By the Weierstrass factorizaion theorem we obtain that $f(z)=\prod\limits_{n=1}^{\infty}E_n\left(\frac{z}{a_n}\right)$ is a entire function, such that $\{z: f(z)=0\}=\{a_n\}_{n\in\mathbb N}$, and these zeros are simple, where $E_n(z)=(1-z)\exp\left(\sum\limits_{k=1}^n \frac{z^k}{k}\right)$

Indeed

1) $\lim\limits_{n\to\infty}|a_n|=+\infty$

2)For every $r>0$ there is $N$ such that $\left|\frac{r}{a_n}\right|<\frac{1}{2}$ for all $n>N$, then$\sum\limits_{n=1}^{\infty}\left|\frac{r}{a_n}\right|^{n+1}=\sum\limits_{n=1}^N\left|\frac{r}{a_n}\right|^{n+1}+\sum\limits_{n=N+1}^{\infty}\left|\frac{r}{a_n}\right|^{n+1}\le$

$\le\sum\limits_{n=1}^N\left|\frac{r}{a_n}\right|^{n+1}+\sum\limits_{n=N+1}^{\infty}\left(\frac{1}{2}\right)^{n+1}$, so $\sum\limits_{n=1}^{\infty}\left|\frac{r}{a_n}\right|^{p_n+1}$ , where $p_n=n$, is convergent series.

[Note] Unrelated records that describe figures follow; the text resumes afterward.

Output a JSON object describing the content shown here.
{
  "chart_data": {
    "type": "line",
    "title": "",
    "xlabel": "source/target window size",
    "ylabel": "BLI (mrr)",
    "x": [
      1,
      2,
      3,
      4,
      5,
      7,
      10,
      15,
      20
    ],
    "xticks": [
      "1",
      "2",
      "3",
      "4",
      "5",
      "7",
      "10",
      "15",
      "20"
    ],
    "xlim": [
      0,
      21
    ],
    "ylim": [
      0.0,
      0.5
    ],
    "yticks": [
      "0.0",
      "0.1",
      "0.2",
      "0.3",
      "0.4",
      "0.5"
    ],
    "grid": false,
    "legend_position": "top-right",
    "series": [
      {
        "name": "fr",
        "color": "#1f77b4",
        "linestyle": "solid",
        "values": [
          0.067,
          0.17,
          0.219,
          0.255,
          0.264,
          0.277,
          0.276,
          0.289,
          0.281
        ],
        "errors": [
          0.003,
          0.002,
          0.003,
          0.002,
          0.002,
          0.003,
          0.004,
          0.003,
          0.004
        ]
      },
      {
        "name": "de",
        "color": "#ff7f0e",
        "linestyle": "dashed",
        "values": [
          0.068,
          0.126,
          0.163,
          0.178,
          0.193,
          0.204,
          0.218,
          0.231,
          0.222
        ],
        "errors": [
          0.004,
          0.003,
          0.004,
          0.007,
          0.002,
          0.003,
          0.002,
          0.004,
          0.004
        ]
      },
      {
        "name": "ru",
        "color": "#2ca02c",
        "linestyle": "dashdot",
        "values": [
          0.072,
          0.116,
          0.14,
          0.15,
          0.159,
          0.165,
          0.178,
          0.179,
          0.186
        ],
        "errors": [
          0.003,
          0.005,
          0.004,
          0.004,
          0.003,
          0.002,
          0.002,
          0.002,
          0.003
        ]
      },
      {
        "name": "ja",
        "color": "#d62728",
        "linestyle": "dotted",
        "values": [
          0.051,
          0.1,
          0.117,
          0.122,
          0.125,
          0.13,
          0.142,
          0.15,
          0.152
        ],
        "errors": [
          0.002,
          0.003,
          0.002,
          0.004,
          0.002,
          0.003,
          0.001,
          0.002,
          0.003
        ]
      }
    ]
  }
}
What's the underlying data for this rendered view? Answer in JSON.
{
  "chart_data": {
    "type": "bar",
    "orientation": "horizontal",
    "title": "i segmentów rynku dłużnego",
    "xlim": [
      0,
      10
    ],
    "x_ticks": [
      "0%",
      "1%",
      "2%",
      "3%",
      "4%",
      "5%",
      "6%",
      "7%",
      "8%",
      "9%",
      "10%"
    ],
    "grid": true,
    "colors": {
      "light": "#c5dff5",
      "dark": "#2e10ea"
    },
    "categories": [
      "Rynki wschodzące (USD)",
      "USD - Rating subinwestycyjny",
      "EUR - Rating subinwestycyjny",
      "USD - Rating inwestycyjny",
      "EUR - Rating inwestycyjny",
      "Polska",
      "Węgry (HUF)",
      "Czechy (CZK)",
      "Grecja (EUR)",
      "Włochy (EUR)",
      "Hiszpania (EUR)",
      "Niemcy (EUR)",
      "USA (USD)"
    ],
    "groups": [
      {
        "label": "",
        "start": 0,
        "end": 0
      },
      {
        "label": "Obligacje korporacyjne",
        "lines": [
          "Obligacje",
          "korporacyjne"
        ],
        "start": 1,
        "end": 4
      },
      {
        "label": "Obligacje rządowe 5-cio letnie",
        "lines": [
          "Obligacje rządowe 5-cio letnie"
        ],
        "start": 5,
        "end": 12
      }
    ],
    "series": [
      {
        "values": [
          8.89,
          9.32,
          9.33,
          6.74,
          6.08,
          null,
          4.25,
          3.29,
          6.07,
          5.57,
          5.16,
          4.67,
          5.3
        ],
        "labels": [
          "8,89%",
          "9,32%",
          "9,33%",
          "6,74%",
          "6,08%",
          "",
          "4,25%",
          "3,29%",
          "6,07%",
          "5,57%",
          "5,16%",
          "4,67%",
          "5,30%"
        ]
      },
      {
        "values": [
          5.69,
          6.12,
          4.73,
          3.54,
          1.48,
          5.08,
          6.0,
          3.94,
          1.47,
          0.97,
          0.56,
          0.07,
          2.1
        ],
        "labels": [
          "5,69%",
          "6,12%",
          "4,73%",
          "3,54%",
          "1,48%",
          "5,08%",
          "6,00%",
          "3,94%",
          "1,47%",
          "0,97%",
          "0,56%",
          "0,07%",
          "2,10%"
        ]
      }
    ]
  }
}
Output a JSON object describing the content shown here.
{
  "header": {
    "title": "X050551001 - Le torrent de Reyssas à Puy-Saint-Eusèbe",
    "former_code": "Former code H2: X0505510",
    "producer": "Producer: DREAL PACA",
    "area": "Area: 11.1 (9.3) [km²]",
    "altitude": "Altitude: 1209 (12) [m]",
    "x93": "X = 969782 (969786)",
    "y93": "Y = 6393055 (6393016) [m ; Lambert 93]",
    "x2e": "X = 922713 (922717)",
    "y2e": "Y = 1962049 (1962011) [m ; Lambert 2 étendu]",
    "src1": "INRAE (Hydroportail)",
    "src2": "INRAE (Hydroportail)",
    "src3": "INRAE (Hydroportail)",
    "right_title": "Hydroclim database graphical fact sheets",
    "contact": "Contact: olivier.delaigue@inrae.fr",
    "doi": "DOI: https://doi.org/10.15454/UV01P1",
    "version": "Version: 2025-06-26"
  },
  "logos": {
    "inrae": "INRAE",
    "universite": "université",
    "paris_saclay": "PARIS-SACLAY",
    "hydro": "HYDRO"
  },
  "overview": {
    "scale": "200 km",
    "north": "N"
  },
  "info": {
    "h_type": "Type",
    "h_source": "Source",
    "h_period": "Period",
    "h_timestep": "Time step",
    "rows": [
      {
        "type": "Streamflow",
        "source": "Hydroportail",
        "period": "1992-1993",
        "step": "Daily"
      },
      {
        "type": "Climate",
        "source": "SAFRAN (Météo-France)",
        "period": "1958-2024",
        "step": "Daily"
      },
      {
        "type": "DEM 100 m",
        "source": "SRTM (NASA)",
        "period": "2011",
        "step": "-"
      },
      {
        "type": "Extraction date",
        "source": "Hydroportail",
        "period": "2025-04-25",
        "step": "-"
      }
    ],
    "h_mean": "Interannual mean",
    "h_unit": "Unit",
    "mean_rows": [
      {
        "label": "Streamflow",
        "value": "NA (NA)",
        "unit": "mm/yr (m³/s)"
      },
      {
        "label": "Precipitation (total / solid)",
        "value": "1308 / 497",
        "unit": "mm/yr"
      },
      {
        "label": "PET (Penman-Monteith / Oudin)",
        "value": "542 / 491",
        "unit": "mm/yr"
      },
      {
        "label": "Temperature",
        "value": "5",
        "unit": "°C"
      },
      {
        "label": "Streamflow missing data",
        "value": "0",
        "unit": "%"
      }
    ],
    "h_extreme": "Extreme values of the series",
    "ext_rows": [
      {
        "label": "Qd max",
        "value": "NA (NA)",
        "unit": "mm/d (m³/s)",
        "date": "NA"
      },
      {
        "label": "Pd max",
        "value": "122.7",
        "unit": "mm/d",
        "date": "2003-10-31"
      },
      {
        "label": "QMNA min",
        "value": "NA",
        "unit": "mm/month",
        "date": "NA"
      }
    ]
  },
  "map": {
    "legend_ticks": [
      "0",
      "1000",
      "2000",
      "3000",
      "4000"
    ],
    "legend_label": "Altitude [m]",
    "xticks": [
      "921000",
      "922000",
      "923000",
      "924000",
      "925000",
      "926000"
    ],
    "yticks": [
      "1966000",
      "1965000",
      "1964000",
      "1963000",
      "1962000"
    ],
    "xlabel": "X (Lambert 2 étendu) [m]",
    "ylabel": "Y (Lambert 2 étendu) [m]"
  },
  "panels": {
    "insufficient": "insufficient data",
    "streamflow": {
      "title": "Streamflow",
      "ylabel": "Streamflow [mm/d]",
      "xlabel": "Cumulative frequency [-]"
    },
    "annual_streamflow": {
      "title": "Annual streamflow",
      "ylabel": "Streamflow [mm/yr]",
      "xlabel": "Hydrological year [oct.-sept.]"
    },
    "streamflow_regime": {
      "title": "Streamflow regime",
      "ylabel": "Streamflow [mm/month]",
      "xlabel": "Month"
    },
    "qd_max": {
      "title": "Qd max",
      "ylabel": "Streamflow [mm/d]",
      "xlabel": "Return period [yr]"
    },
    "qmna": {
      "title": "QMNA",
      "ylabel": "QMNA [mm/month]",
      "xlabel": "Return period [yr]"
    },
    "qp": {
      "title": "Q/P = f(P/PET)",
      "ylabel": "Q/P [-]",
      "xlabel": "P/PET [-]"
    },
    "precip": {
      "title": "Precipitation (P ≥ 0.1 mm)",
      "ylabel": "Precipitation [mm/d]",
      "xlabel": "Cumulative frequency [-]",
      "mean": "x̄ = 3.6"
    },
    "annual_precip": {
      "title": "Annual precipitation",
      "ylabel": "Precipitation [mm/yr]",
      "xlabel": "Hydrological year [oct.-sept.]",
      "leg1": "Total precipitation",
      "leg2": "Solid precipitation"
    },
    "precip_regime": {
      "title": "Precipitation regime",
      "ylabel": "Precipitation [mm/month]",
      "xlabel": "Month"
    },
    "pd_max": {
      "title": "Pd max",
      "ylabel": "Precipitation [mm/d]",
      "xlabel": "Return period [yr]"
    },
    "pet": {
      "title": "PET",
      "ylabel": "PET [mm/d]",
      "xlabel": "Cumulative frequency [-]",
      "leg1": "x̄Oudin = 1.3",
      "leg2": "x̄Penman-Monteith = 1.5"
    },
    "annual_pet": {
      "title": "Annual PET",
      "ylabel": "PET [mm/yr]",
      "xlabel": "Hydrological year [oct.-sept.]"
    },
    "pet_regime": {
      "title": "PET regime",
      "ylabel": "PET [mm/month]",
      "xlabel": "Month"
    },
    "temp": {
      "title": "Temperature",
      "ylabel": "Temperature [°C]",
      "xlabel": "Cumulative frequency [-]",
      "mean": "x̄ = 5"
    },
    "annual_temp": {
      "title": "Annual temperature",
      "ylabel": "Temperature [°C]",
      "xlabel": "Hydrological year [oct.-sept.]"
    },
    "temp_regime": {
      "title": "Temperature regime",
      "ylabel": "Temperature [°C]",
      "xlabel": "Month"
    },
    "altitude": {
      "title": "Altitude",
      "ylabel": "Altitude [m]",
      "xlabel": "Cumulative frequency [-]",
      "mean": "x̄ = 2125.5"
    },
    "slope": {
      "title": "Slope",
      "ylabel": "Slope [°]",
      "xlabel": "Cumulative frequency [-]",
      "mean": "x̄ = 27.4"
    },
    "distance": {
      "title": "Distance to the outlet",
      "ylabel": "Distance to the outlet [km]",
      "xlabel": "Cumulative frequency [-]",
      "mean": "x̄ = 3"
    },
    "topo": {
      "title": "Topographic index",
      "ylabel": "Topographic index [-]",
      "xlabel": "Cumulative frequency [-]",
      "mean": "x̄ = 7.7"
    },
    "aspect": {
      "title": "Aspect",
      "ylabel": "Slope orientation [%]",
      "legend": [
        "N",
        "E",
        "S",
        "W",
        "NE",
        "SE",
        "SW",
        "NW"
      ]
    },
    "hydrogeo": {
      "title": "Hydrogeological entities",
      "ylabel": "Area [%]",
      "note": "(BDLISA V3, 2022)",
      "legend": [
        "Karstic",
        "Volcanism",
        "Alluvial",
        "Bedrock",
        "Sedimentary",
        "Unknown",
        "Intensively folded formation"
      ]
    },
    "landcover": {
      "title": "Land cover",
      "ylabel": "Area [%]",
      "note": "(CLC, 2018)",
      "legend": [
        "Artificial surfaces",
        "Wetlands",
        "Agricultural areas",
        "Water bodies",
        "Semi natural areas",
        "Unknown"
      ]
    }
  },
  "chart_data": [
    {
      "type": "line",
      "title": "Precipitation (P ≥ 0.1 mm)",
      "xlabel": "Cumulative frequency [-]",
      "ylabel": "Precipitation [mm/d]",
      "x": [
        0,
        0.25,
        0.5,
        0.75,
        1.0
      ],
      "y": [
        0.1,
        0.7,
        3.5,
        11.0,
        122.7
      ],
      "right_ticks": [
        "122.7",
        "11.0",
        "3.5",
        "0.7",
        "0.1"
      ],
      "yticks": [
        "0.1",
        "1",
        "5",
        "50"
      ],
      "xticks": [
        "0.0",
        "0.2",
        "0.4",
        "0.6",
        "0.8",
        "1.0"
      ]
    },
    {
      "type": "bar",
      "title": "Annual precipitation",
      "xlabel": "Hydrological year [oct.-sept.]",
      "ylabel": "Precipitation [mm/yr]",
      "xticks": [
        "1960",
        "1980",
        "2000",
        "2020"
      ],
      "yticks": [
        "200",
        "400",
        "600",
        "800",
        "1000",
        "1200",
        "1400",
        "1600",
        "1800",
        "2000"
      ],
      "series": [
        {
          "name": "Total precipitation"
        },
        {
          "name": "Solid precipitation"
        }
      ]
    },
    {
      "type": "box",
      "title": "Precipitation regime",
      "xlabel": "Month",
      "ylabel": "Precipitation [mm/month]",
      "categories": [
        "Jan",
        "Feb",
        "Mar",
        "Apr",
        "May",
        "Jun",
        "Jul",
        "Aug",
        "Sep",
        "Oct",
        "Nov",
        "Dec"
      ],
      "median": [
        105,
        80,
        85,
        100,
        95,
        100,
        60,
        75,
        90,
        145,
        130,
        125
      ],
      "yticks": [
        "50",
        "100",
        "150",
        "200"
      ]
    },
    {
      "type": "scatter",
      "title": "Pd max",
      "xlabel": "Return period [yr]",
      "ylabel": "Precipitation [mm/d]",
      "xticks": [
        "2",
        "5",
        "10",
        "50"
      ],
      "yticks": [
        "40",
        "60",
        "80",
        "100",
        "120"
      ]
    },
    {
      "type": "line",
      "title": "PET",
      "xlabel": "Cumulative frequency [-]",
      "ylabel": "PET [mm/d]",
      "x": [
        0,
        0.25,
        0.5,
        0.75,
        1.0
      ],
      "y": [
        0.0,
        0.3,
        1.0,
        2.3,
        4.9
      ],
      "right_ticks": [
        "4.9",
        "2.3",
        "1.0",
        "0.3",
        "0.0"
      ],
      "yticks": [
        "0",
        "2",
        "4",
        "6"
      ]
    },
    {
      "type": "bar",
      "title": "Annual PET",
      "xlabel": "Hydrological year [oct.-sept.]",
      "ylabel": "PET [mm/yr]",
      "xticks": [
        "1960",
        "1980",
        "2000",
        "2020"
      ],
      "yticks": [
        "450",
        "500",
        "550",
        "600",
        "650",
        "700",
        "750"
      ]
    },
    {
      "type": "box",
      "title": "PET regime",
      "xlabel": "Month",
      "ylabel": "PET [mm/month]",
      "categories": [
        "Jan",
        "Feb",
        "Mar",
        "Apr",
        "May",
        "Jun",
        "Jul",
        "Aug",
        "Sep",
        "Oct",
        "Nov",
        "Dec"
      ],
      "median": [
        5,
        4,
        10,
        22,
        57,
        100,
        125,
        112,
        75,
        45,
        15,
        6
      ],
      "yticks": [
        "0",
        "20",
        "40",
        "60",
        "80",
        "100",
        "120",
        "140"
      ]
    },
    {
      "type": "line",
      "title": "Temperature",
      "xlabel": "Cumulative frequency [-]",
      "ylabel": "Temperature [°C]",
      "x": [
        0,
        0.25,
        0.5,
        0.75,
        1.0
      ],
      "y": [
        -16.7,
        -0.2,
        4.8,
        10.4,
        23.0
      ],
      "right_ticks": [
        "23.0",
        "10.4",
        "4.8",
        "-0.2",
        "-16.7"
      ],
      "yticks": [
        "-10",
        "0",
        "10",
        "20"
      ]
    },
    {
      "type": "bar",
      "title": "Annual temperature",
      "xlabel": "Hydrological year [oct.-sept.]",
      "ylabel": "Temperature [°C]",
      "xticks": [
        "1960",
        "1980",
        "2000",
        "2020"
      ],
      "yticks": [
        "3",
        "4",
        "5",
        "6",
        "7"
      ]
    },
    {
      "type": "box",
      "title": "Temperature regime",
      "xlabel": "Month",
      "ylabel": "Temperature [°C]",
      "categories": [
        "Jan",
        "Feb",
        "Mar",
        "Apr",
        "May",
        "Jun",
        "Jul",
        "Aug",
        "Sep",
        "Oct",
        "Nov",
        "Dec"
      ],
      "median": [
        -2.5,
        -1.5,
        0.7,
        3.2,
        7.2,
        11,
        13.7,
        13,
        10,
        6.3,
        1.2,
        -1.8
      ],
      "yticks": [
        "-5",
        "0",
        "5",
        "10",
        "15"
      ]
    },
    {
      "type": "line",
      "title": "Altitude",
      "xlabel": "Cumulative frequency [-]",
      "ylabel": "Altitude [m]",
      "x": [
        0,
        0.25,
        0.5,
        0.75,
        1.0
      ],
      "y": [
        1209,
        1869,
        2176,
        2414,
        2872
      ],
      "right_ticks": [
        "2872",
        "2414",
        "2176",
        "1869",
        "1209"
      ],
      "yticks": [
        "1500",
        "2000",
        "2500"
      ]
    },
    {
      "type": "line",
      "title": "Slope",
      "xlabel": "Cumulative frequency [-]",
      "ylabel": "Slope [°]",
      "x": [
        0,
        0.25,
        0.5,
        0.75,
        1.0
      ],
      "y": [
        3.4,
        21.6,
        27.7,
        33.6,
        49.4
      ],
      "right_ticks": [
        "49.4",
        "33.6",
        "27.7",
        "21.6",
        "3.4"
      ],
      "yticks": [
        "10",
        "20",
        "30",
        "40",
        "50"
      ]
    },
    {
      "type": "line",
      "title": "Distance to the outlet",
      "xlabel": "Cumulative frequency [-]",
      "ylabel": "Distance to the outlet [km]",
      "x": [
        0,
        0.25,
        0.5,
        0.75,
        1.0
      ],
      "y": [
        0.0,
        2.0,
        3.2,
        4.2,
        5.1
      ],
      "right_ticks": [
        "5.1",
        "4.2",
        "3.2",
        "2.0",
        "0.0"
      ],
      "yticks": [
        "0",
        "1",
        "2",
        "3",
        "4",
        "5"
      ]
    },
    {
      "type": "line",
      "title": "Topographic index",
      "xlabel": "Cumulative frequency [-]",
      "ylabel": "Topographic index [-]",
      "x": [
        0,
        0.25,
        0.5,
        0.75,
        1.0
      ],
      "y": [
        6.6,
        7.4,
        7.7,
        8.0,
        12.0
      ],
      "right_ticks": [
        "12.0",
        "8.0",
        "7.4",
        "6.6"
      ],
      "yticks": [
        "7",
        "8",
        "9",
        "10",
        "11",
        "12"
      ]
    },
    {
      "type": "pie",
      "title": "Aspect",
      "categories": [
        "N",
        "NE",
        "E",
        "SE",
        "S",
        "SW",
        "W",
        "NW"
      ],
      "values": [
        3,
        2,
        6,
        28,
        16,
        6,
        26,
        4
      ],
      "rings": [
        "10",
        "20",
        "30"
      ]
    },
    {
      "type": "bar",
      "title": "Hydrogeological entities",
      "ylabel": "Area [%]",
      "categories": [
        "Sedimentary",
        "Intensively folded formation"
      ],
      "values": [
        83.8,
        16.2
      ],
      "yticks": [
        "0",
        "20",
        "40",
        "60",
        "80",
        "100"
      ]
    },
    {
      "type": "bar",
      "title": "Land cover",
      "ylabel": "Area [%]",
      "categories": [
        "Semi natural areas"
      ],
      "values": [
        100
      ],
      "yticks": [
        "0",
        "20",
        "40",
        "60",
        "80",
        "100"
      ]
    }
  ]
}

Then $f(z)=\prod\limits_{n=1}^{\infty}E_{p_n}\left(\frac{z}{a_n}\right)=\prod\limits_{n=1}^{\infty}E_n\left(\frac{z}{a_n}\right)$ is a entire function with simple zeros $\{a_n\}_{n\in\mathbb N}$.

Answer: $f(z)=\prod\limits_{n=1}^{\infty}E_n\left(\frac{z}{a_n}\right)=\prod\limits_{n=1}^{\infty}E_n\left(\frac{z}{\sqrt{n}}\right)$, where $E_n(z)=(1-z)\exp\left(\sum\limits_{k=1}^n \frac{z^k}{k}\right)$